Aku menenggelamkan wajah dalam dekapan lengan. Mencoba mengurut hati perlahan, supaya tak terlalu kelimpungan. Tak lama, seretan langkah itu kudengar. Sontak kulihat jenjang kaki, tak ada. Ya kaki itu tak ada lagi di tempatnya. Hei, maksudnya apa ini? Tanpa menunggu komando apapun pelupukku mulai berair. Meleleh dan semakin tak tertahan. Hatiku serasa ditampar keras. Sakit! Aku rasa aku harus pergi. Buat apa bertahan di tempat seperti ini hanya menanti anginan yang tak pasti. Aku pergi. Aku pergi!

Halaman itu terasa sangat menyilaukan. Sekilas aku melihat bayangannya. Beberapa detik aku berpikir untuk menghampirinya dan memaki. Tapi toh buat apa. Tidak. Biarkan aku merasa tidak melihatnya dan bergegas. Biarkan dia yang menyadari. Dan biarkan dia yang akan kemari jika memang kepekaan itu masih miliknya. Jalanan di depan serasa padat di depan mata. Aku menyeberang begitu saja. Sepertinya ada sepeda motor dari utara, dan dari belakang seseorang menggamit tanganku. Menarikny agak ke belakang. Menghindari laju kendaraan. Kutolehi. Benar. Kupercepat langkahku. Kuserahkan ransel di dekapanku pada teman lama. Kulihat wajahnya kebingungan.

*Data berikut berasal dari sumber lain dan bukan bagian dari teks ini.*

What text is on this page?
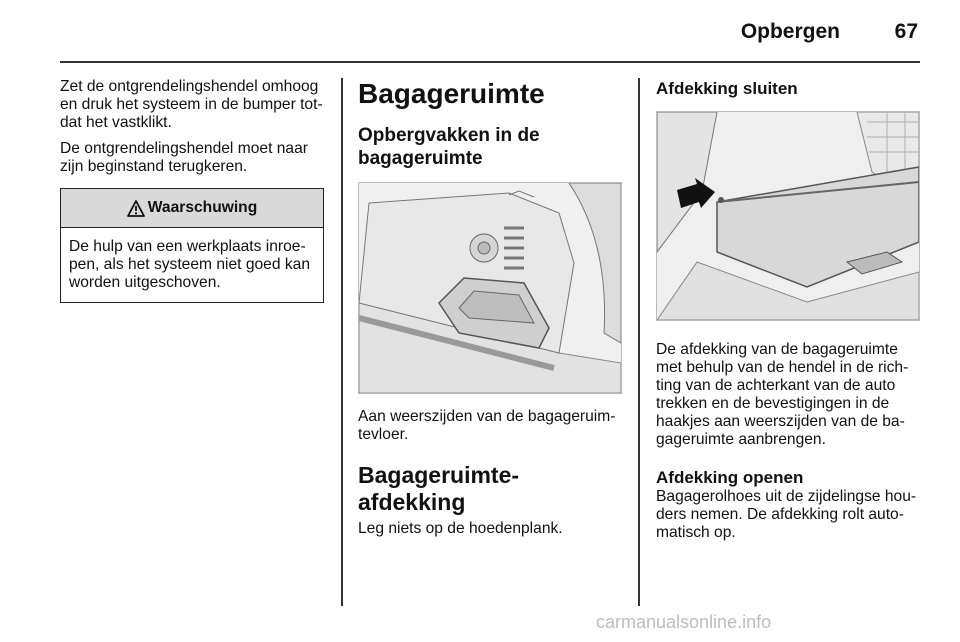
Opbergen	67

Zet de ontgrendelingshendel omhoog en druk het systeem in de bumper totdat het vastklikt.

De ontgrendelingshendel moet naar zijn beginstand terugkeren.

Waarschuwing

De hulp van een werkplaats inroepen, als het systeem niet goed kan worden uitgeschoven.

Bagageruimte

Opbergvakken in de bagageruimte

Aan weerszijden van de bagageruimtevloer.

Bagageruimte-afdekking

Leg niets op de hoedenplank.

Afdekking sluiten

De afdekking van de bagageruimte met behulp van de hendel in de richting van de achterkant van de auto trekken en de bevestigingen in de haakjes aan weerszijden van de bagageruimte aanbrengen.

Afdekking openen

Bagagerolhoes uit de zijdelingse houders nemen. De afdekking rolt automatisch op.

carmanualsonline.info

Tapi peduli apalah. “Titip ini”

Aku tau Ia menahanku pergi. Tapi aku berusaha melepaskan diri. Kutinggalkan  begitu saja. Sayup kudengar ucapanya. Kata itu. Seketika aku merasakan kakiku lemas. Tapi jika aku berhenti sekarang. Berarti aku menyerah. Diam – diam dalam hatiku memintanya mengiriku. Tapi sepertinya tidak. Aku terlalu berharapkah? Apakah ucapannya serius? Tiba – tiba kepalaku serasa pening. Kuputuskan berhenti. Di bawah pohon sebelah jalan. Mendudukkan diri pada pot pelindungnya.

Jantungku berdegup riang. Dia datang. Konyol. Aku tentu tahu betul sikapnya padaku. Bukan ia yang akan menggampangkanku sendiri. Bebrapa patah katanya. Mendenging. Air mataku justru senakin tumpah. Sakit yang kurasakan di ruangan tadi kembali ke ubun. Menggerogoti seraup sukaku yang baru saja menyelip. Ia berusaha memintaku. Tapi justru aku semakin menolak. Membalikkan badan dan lebih deras meluruhkan buliran air mata. Hingga pada ujungnya aku berhasil menghindar dan melangkah lagi.

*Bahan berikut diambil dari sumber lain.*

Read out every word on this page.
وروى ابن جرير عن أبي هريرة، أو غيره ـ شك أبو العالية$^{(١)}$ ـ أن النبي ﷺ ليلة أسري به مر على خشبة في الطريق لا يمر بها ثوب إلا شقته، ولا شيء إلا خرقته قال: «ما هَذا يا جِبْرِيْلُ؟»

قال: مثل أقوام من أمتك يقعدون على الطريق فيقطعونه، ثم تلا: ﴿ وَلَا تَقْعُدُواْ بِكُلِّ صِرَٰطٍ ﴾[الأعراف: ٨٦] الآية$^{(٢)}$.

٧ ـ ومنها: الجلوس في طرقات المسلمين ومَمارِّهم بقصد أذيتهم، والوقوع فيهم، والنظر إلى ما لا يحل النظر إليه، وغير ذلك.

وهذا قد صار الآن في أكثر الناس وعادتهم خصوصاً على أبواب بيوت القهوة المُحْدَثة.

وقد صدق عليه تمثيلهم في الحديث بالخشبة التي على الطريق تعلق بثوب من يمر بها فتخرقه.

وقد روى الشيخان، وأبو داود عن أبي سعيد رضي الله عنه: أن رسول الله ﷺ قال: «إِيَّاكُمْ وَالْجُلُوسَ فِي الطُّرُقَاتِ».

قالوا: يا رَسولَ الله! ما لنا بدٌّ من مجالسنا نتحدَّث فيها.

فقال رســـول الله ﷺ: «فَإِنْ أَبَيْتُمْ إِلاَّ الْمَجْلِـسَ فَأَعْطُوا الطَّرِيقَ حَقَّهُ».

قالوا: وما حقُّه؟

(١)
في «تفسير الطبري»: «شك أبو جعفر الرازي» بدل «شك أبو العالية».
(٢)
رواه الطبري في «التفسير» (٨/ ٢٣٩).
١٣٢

Siratannya menjauh ke depanku. Apakah aku ditinggalkan? Setega itukah? Aku kalut sendiri. Kenapa tak ku tanggapi yang tadi? Kenapa ku acuhkan begitu saja? Kenapa justru hanya childishku yang membumbung tinggi? Aku berhenti lagi. Kali ini benar – benar merutuk. Pelan kugapai ponsel. Berharap. Ya benar. Pesannya. Aku sedikit tersungging senyum. Tapi sedetik setelahnya, luruhan itu benar terasa semakin mengguncang. Pemikiranku benar. Semua kenapaku benar. Aku yang salah. Dan sekarang aku tidak tau apa yang harus kulakukan. Outlent itu. Ya sebaiknya aku pulang. Membaringkan diri. Meletakkan pikiran. Aku lelah.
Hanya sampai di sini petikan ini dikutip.